However, areas without reliable mail service rely on initial contact through door-to-door visits from census workers, who either enumerate households themselves (referred to as "Update Enumerate (UE)" or "Remote Alaska (RA)"), or leave a packet with a form/invitation for the households to respond with themselves (also known as "Update Leave (UL)").

Until this visit happens, households in these areas will not receive a direct invitation to participate in the census.

However, households in these rural areas can often still fill out the census online, even before they receive an invitation. Even in these areas, online participation is still usually possible - the lack of an invitation to participate is the issue we are analyzing here.

A detailed map of these areas can be found here.

Why This Story Matters: The Threat To Rural Areas

Inevitably, the areas relying on the three kinds of in-person initial contact rather than mail invitations (and the rural states heavily stocked with them) have fallen far behind in census enumeration due to the pandemic - and there is no telling how much (or how little) these disparities will be assuaged when in-person enumeration begins.

Should these disparities linger even after in-person operations begin, it could lead to very low self-response rates, which will hurt these areas' abilities to be properly counted.

As in-person operations begin again, these rural areas will face added pressure to actively participate in the census, given how far behind they have fallen (by no fault of their own). This could have a lasting impact on these areas' collective ability to receive federal/state funding and resources, congressional apportionment, and general representation.

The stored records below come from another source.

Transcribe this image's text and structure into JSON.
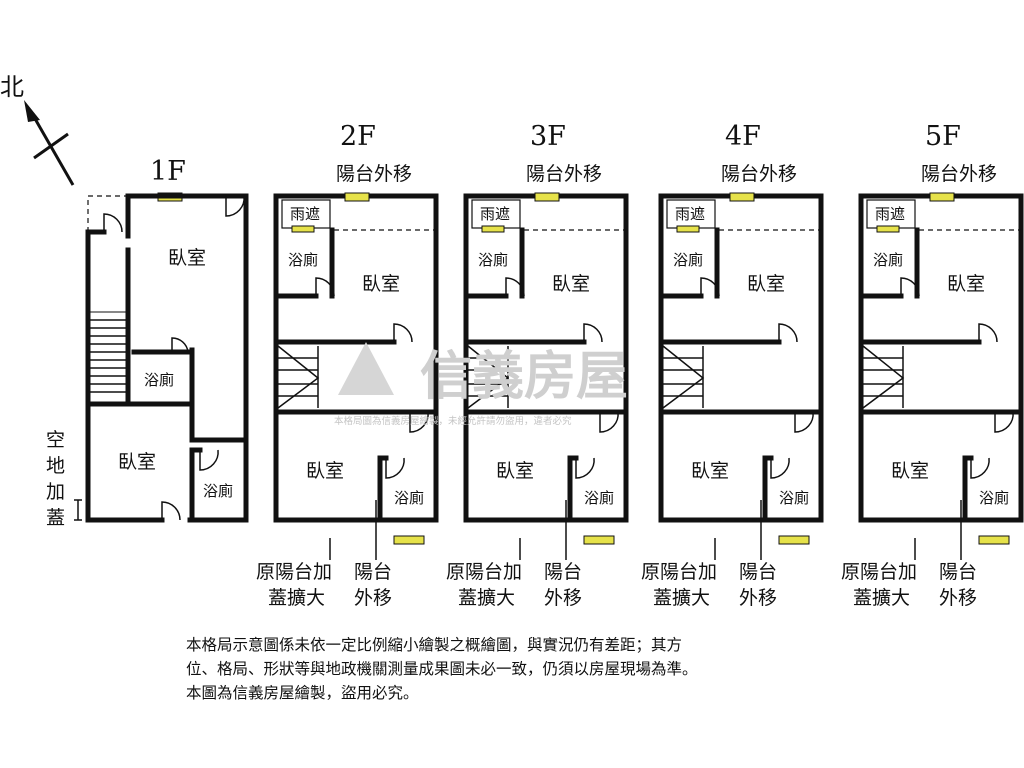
{
  "compass": {
    "label": "北"
  },
  "floors": [
    {
      "name": "1F",
      "rooms": {
        "bed_top": "臥室",
        "bath_mid": "浴廁",
        "bed_bottom": "臥室",
        "bath_bottom": "浴廁"
      },
      "side_note": [
        "空",
        "地",
        "加",
        "蓋"
      ]
    },
    {
      "name": "2F",
      "balcony_moved": "陽台外移",
      "canopy": "雨遮",
      "bath_top": "浴廁",
      "bed_top": "臥室",
      "bed_bottom": "臥室",
      "bath_bottom": "浴廁",
      "below_left": [
        "原陽台加",
        "蓋擴大"
      ],
      "below_right": [
        "陽台",
        "外移"
      ]
    },
    {
      "name": "3F",
      "balcony_moved": "陽台外移",
      "canopy": "雨遮",
      "bath_top": "浴廁",
      "bed_top": "臥室",
      "bed_bottom": "臥室",
      "bath_bottom": "浴廁",
      "below_left": [
        "原陽台加",
        "蓋擴大"
      ],
      "below_right": [
        "陽台",
        "外移"
      ]
    },
    {
      "name": "4F",
      "balcony_moved": "陽台外移",
      "canopy": "雨遮",
      "bath_top": "浴廁",
      "bed_top": "臥室",
      "bed_bottom": "臥室",
      "bath_bottom": "浴廁",
      "below_left": [
        "原陽台加",
        "蓋擴大"
      ],
      "below_right": [
        "陽台",
        "外移"
      ]
    },
    {
      "name": "5F",
      "balcony_moved": "陽台外移",
      "canopy": "雨遮",
      "bath_top": "浴廁",
      "bed_top": "臥室",
      "bed_bottom": "臥室",
      "bath_bottom": "浴廁",
      "below_left": [
        "原陽台加",
        "蓋擴大"
      ],
      "below_right": [
        "陽台",
        "外移"
      ]
    }
  ],
  "watermark": {
    "brand": "信義房屋",
    "notice": "本格局圖為信義房屋繪製，未經允許請勿盜用，違者必究"
  },
  "disclaimer": [
    "本格局示意圖係未依一定比例縮小繪製之概繪圖，與實況仍有差距；其方",
    "位、格局、形狀等與地政機關測量成果圖未必一致，仍須以房屋現場為準。",
    "本圖為信義房屋繪製，盜用必究。"
  ],
  "colors": {
    "wall": "#111111",
    "window": "#e6e24a",
    "watermark": "#cfcfcf"
  }
}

This analysis can help any journalist or researcher display just how wide this gap has become, and how much more important proactive census participation has become for these areas.

Analysis

We will now examine how wide these disparities are by comparing the response rates for tracts that rely heavily on in-person census operations with response rates for tracts that have largely received invitations by mail.

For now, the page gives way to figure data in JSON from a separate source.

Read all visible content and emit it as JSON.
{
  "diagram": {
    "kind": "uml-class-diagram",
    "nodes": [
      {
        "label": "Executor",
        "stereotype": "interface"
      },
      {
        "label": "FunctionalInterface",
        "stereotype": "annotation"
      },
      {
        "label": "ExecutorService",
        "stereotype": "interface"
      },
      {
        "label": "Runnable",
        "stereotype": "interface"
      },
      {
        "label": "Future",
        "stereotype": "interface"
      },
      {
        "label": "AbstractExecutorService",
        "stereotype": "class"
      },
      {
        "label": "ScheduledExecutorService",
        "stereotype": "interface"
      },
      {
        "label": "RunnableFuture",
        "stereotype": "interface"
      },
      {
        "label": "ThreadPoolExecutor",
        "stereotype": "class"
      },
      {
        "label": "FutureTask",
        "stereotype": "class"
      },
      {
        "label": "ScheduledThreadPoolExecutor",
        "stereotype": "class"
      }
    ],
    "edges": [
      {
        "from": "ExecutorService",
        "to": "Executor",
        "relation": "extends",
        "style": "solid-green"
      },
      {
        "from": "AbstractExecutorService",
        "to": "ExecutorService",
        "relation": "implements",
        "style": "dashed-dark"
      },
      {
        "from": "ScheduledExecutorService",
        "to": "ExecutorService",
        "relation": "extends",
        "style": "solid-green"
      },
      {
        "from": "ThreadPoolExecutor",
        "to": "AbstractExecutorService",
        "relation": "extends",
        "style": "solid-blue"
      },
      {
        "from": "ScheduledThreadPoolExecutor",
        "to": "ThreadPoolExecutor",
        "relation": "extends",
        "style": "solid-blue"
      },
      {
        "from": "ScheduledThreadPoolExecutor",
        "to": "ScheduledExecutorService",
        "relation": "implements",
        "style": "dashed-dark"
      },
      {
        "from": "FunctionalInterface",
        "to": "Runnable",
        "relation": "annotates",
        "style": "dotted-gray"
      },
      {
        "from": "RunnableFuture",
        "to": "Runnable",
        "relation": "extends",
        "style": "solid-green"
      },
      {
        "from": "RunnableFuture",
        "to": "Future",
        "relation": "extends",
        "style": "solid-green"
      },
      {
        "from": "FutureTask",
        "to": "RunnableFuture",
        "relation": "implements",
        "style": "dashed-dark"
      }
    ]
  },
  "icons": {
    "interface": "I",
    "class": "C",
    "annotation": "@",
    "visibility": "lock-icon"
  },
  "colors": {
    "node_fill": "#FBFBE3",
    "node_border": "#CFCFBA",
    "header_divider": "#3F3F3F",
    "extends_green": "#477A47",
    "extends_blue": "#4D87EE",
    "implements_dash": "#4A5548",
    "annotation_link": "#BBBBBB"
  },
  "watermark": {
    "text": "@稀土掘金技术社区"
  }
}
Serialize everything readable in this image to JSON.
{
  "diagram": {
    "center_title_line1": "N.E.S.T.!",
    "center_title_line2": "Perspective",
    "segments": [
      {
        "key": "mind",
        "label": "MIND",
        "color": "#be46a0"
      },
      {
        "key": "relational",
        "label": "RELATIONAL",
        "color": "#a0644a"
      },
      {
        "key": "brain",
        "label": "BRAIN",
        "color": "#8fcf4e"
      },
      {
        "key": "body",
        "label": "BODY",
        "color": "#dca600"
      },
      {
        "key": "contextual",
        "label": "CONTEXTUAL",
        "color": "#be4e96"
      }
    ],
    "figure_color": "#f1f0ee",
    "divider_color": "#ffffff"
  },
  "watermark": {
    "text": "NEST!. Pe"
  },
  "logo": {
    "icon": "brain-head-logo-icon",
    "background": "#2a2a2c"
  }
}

First we will import the data, and then we will visualize the trends.

In [1]:
# import packages and establish settings
import pandas as pd
import numpy as np
import requests
import json
import matplotlib.pyplot as plt
import warnings
from matplotlib.ticker import MaxNLocator
from IPython.display import HTML
import statsmodels.api as sm
from patsy import dmatrix
import math as m
%matplotlib inline
warnings.filterwarnings('ignore')

# set API key 
key = '2988f01f5e86175bda8beae2b5035e1ccef2d052'

# tested shortcut for obtaining state FIPS codes
url = f"https://api.census.gov/data/2010/dec/responserate?get=GEO_ID,FSRR2010&key={key}&for=state:*"
JSONContent = requests.get(url).json()
states = pd.DataFrame(JSONContent)
states = states.iloc[1:,2]
states = [int(i) for i in states if i !='72']
states = sorted(states)

# data frame to hold tract responses
tract_responses = pd.DataFrame(columns=['GEO_ID','CRRALL'])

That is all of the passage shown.